Hoseok adalah sosok kakak bagi Taehyung, selisih usia keduanya hanya terpaut dua tahun dan Taehyung merasa mekanik departemen itu sudah menyayanginya layaknya adik sendiri. Seburuk apa pun kelakuan Taehyung, tetap saja Hoseok menaunginya setelah menceramahinya.

"Aku menghindari Pak Min karena malas ditanyai soal Jimin, Hyung, karena aku tidak tahu—aku tidak tahu harus apa." Kesetanan, Taehyung membuka bukunya cepat hingga suara gesekan antar lembar kertasnya terdengar kencang memekakkan. Terbuka di catatan lusuh Taehyung, beberapa sisinya penuh kerutan dari sisa tetes air mata Taehyung. "Jimin sakit," Remuk, dengan hatinya yang tercabik, Taehyung menunjuk lembaran penuh research-nya tentang haphephobia, "dia tidak bisa menerima sentuhan dari orang lain. Aku membuatnya lebih buruk karena fuck aku tidak tahu kenapa aku sangat mencintainya. Ini ironis, tanganku ini merusak sedangkan Jimin mudah rusak. Aku berpikir untuk berhenti memikirkan soal Jimin dan cuti bodohnya yang panjang—tapi aku berakhir begini mengenaskan, aku tahu seluk beluk tentang penyakit Jimin, aku mencari penyakit jiwa apa yang membuat hubungan kami menjadi semakin ironis, tapi Hyung—"

"Temui Jimin, kalau begitu, Tae-ya."

Rahang Taehyung mengencang. "Lalu apa? Jimin akan mati jika aku mendekat. Aku menyentuhnya lalu Jimin ambruk—aku menciumnya lalu Jimin mengambil cuti panjang dan menghilang entah ke mana."
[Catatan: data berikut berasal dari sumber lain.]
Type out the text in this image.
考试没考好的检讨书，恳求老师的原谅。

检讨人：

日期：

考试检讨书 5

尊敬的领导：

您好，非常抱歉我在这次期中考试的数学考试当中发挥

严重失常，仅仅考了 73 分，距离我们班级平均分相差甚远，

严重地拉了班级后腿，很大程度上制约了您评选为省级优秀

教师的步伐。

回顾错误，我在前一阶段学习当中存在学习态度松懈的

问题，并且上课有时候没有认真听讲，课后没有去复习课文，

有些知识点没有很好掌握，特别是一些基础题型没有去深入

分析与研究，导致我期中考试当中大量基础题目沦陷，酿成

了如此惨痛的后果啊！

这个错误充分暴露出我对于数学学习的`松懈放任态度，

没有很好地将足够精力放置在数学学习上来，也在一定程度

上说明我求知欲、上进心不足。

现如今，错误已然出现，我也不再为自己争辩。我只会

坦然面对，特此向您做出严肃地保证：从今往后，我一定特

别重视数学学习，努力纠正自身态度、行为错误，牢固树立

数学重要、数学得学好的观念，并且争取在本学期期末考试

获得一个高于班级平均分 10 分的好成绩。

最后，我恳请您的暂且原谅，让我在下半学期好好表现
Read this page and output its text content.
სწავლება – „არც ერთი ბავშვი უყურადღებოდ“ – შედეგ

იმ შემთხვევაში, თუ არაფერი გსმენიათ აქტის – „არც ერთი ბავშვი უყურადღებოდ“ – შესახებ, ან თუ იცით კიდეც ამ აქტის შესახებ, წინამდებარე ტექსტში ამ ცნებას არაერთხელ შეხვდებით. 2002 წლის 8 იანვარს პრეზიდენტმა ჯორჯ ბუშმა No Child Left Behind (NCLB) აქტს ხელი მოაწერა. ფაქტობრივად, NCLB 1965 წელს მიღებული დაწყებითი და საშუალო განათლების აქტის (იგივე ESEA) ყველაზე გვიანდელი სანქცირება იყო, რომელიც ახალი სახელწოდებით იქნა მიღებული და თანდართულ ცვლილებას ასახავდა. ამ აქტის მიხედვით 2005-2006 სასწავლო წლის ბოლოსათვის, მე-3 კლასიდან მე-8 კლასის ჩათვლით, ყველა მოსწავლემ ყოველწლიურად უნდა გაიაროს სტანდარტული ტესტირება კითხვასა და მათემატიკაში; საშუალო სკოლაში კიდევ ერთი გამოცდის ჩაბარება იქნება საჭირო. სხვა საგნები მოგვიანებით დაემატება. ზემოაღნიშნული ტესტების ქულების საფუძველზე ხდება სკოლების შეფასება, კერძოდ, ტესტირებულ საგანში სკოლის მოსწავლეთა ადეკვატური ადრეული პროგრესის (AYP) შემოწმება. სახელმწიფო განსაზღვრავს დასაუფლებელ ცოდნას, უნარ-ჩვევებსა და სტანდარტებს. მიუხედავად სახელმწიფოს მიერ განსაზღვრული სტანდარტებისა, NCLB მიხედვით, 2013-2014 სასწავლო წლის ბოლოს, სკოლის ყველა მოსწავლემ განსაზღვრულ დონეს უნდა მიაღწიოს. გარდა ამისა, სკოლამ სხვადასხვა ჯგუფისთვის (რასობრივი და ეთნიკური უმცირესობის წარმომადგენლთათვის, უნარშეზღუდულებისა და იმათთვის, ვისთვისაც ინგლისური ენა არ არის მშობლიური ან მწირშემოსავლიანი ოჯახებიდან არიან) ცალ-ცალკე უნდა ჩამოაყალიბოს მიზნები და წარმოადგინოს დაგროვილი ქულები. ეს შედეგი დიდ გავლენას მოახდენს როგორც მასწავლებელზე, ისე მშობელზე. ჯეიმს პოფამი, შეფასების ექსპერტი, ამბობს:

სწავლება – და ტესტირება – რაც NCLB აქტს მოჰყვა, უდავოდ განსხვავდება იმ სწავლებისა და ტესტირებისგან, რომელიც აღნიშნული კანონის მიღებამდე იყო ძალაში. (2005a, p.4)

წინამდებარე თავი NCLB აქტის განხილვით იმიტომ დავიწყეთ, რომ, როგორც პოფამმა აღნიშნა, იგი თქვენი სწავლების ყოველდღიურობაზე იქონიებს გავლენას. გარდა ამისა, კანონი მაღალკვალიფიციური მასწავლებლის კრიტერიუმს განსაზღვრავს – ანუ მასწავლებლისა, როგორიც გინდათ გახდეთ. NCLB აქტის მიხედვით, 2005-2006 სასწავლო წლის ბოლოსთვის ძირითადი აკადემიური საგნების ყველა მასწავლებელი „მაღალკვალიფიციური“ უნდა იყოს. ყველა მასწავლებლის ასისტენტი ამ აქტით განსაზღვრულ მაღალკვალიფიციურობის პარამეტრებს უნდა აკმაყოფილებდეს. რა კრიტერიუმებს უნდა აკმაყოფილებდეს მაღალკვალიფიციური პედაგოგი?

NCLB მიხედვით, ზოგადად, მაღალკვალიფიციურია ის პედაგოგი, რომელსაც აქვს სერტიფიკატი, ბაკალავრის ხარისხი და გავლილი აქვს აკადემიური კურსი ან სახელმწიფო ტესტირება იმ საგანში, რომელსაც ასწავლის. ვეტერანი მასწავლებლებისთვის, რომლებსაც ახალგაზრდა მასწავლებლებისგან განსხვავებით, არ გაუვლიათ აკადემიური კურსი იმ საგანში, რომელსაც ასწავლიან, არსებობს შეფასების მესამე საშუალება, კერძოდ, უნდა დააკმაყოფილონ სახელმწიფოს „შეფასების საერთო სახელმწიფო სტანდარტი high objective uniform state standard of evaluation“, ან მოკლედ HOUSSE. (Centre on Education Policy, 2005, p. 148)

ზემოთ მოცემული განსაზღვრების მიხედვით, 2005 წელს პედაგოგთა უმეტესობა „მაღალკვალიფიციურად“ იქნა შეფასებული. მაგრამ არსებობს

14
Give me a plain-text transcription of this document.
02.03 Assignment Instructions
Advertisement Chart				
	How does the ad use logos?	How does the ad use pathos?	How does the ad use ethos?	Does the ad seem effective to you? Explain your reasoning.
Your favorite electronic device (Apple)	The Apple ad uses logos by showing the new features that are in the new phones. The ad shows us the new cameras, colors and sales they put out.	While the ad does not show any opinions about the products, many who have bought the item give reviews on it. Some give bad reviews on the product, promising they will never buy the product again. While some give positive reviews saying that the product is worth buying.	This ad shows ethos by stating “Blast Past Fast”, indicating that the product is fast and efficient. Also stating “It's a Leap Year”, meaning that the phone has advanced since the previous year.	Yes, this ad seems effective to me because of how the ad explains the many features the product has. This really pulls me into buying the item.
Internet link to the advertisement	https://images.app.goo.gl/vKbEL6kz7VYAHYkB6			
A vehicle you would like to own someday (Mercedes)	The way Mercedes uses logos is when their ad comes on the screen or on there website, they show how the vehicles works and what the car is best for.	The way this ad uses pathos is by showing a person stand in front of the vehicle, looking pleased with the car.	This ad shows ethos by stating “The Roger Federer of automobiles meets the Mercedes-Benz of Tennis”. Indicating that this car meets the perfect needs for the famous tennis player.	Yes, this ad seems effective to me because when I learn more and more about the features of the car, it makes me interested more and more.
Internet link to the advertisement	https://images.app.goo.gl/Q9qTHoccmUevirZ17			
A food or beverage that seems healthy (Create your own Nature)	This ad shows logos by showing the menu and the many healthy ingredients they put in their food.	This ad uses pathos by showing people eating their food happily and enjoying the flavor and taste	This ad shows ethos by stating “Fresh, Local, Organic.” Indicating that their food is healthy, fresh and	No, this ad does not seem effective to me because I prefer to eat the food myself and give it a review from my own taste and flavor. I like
"Ei, bayi besarku perlu dukungan." Jauh dari kata mengolok, justru dengan mengayomi Hoseok menarik Taehyung mendekat untuk memeluknya. Tidak protes ketika kemejanya dirembesi air mata Taehyung yang menangis dalam diam. "Pak Min tidak marah hanya karena kau membuat salah satu analisnya mengambil cuti panjang, dia hanya khawatir soal Jimin sebagaimana aku khawatir soal kau. Berhenti melakukan hal-hal bodoh dengan alasan kau bosan padahal kau sedang mengalihkan pikiran semrawutmu yang merasa bersalah pada Jimin. Serius, kawan, kau bisa temui Jimin untuk berbicara dan perlahan masuk meruntuhkan dinding privasinya."

Punggung Taehyung bergetar pelan, isakannya teredam dari belah bibirnya yang digigit kuat-kuat. "Jimin akan mati, aku sudah merusaknya, Hyung—"

"Mau kuantar ke tempat Jimin? Kuseret kau sampai depan pintu rumahnya."

Taehyung enggan menjawab, jika sudah begini Hoseok akan menyeretnya masuk ke dalam mobil dan menodongnya dengan samurai agar menunjukkan tempat tujuan mereka—yang Hoseok kehendaki, apartemen Jimin. Sekalipun Taehyung terus mendumal soal tidak perlu repot mengantar, nyatanya setelah jam kerja berakhir tubuhnya sudah terduduk di jok depan mobil. Pasrah ketika Hoseok terus bertanya arah belokan hingga separuh sadar kini Taehyung sudah berada di depan unit apartemen Jimin yang tertutup rapat.

Lutut Taehyung terasa lemas, gravitasi menarik tubuhnya jatuh di atas lantai dengan tangan yang meremas rambut frustasi. "Hyung, aku mau pulang—jika begini Jimin akan mati dalam neraka buatannya sendiri, begitu pula aku."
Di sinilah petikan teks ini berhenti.